3.11 Knockdown of NUSAP1 Suppresses Proliferation, Migration, and Metastasis in Glioma Cells
To examine the role of NUSAP1 in glioma, we employed gene knockdown via transfection and validated its efficiency with RT-qPCR (Supplementary Fig. 2). Colony formation assays were performed on U251 and LN229 glioma cell lines, comparing a negative control (NC) group with an si-NUSAP1 experimental group (Fig. 9B). T Results demonstrated that NUSAP1 inhibition led to reduced colony size in both U251 and LN229 cells, indicating that downregulation of NUSAP1 impedes glioma cell proliferation (Fig. 9A).

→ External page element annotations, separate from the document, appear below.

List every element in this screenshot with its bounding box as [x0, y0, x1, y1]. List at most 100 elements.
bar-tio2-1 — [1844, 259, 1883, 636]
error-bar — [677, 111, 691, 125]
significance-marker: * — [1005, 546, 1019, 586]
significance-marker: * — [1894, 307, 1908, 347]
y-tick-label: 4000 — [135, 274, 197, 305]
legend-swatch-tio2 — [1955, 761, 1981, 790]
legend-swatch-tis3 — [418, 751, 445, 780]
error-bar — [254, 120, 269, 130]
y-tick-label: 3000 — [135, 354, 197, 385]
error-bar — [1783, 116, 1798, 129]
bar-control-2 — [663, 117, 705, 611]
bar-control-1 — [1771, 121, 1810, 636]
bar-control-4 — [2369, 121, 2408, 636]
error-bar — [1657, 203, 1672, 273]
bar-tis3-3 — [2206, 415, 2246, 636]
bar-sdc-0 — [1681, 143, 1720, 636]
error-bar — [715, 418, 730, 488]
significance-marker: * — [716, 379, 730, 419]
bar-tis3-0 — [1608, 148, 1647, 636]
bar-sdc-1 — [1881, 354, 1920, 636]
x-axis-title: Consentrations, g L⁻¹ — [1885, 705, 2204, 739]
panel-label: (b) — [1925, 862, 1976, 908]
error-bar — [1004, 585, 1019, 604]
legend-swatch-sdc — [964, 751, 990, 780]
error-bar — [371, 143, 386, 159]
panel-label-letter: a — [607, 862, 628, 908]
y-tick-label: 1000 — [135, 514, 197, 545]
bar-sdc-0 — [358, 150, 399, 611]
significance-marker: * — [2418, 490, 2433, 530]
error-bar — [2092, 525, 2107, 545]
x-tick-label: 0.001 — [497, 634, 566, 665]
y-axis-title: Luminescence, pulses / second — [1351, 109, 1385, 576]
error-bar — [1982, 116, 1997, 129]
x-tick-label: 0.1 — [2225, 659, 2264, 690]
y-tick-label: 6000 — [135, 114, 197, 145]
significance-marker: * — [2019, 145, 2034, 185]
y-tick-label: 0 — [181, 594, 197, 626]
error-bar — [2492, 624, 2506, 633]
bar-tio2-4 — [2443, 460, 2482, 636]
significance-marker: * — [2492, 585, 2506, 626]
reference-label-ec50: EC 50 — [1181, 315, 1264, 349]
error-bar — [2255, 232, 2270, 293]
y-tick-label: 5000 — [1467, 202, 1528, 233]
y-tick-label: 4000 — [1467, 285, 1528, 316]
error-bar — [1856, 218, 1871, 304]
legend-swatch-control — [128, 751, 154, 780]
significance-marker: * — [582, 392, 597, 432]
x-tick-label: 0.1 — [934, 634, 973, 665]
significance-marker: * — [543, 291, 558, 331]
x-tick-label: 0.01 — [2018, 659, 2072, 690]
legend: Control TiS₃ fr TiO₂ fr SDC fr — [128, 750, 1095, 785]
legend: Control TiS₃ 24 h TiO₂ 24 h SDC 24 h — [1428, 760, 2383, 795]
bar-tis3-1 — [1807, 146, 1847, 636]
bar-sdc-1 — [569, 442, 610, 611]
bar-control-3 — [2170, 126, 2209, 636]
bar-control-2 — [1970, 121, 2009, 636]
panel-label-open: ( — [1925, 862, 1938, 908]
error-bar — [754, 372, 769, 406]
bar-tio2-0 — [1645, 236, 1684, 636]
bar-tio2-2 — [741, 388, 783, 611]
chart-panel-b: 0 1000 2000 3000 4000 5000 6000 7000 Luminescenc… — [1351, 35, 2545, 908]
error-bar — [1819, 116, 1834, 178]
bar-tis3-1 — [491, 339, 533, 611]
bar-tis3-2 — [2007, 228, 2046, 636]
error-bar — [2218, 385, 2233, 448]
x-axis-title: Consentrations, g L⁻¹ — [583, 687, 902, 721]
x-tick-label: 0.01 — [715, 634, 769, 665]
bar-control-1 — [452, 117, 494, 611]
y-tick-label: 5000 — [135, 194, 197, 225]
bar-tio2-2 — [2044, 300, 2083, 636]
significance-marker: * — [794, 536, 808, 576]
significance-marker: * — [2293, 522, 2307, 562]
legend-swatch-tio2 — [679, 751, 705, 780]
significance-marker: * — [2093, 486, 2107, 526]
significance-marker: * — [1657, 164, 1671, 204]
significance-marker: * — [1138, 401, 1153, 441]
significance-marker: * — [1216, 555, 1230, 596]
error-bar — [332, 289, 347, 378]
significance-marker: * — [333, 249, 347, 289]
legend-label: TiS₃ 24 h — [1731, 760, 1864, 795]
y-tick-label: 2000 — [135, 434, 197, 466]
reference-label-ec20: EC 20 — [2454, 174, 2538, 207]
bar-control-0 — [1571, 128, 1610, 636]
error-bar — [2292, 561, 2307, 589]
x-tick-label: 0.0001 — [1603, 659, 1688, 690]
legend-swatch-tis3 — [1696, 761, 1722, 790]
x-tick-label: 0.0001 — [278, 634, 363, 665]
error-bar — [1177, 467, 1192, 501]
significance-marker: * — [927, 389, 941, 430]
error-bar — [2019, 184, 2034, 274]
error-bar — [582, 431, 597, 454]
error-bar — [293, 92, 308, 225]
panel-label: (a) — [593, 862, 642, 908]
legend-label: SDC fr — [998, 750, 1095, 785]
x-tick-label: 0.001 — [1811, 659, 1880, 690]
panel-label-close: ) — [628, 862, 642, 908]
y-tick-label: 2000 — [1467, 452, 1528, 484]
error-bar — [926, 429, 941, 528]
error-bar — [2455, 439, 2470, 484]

To evaluate NUSAP1's impact on glioma cell migration, we conducted scratch and transwell assays (Fig. 9C). These assays revealed a marked decrease in the migratory capacity of U251 and LN229 cells following NUSAP1 knockdown (Fig. 9A). Further, CCK-8 assays confirmed that NUSAP1 suppression impeded both proliferation and migration of glioma cells (Fig. 9D). To further validate NUSAP1’s regulatory role, we generated stable NUSAP1 knockdown cell lines and performed apoptosis flow cytometry assays. The data indicated a significant increase in apoptosis in glioma cells after NUSAP1 knockdown (Fig. 9E, F). Additionally, we assessed the impact of NUSAP1 knockdown on lung metastasis using tail vein injection in animal models. Results showed a notable reduction in the metastatic potential of glioma cells with NUSAP1 knockdown (Fig. 9G, H).